This book was released at the height of the Web 2.0 craze back in 2007. Social media sites built their businesses around user content; You, as a user, wasn't really a customer but more like the product itself. The data you generated in your interactions with the site was mined and used to both improve your experience (e.g. by suggesting relevant content) and, of course, to generate revenue by targeting ads or recommendations. And it's right here where Programming Collective Intelligence takes off.

The book starts by a gentle introduction to recommendation engines. In a few pages you learn to build a collaborative filtering algorithm that searches potentially large datasets for users that are similar to you. We get to learn about simple similarity scores like Euclidean distance and how we can use them to create product recommendations. From there the book continues to cover K-Means clustering, Bayesian classification, a neural network to rank search results, support-vector machines (SVM) for sophisticated classifications and much more.

The book does a great job at introducing common machine learning techniques and I keep using it as a refresher when I start to experiment with new applications. The book takes a pragmatic approach, which means that each topic is introduced by a mixture of theory and a Python implementation. This makes it easy to follow along and iteratively build an understanding of the more complex algorithms. Sure, the Python code is a bit dated by now, but it's still as close to executable pseudo-code as it gets. In addition, Python also comes with lots of useful libraries. That practical orientation combined with its readability makes Python an excellent choice for the topic. That said, you do need to have a basic understanding of Python's object model and dynamic nature to make sense of the book.

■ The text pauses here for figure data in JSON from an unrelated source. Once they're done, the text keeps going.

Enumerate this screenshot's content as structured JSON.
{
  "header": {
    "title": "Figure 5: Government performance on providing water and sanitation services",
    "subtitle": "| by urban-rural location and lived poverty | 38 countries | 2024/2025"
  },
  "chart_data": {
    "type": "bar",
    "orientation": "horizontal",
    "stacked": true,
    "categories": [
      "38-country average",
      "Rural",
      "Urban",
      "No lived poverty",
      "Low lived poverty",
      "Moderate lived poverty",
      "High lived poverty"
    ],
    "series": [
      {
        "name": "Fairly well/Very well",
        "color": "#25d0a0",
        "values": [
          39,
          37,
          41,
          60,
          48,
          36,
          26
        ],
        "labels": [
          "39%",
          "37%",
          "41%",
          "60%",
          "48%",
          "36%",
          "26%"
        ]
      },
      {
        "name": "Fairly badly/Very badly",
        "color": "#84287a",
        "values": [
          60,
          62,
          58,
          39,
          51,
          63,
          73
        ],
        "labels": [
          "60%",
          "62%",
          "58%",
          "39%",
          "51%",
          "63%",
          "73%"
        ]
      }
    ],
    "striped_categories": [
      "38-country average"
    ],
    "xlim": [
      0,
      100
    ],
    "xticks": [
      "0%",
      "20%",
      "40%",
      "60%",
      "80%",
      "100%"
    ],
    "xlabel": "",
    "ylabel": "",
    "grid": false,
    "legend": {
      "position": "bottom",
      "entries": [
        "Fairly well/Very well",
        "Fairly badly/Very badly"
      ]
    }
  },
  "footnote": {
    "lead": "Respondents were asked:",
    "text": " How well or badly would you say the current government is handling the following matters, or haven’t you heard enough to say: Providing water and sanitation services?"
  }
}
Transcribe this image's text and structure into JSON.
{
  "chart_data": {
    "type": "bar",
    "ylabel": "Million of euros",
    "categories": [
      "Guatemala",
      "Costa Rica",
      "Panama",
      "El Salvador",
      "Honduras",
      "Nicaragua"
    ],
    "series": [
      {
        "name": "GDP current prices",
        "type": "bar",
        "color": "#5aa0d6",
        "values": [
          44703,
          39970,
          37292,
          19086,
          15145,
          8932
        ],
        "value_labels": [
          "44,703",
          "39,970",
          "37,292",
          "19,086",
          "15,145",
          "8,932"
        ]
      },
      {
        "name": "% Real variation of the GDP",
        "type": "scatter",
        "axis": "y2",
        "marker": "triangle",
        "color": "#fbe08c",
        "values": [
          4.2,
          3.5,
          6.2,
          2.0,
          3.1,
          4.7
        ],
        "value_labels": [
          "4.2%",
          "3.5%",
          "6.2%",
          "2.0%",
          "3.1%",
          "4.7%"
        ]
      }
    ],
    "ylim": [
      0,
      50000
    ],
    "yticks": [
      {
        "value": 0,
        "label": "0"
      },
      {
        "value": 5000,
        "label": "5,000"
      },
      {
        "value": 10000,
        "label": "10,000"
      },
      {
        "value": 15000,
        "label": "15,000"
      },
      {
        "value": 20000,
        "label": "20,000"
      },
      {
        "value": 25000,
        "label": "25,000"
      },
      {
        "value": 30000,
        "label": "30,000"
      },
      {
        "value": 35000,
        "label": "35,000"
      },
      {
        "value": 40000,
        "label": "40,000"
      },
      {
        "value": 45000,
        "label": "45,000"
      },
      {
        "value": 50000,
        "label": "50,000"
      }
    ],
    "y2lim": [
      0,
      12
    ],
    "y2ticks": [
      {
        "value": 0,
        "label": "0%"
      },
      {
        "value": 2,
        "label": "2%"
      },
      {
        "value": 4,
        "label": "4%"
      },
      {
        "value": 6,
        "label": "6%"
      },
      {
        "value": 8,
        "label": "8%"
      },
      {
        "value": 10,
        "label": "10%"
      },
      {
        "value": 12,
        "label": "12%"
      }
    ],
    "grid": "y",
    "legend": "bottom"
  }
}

The book is more about breadth than depth. I found that a strength; Programming Collective Intelligence gives me enough background on each topic to let me make sense of more advanced material in other books. The focus is on algorithms and little on the computation itself. That means you shouldn't expect the sample implementations to scale well on large datasets or under heavy user load. Again, it's a good trade-off since it allows us to focus on the more timeless math dimension rather than volatile technology platforms. After all these years I'm yet to find a better introduction to machine learning than Programming Collective Intelligence. Highly recommended.

Reviewed August 2015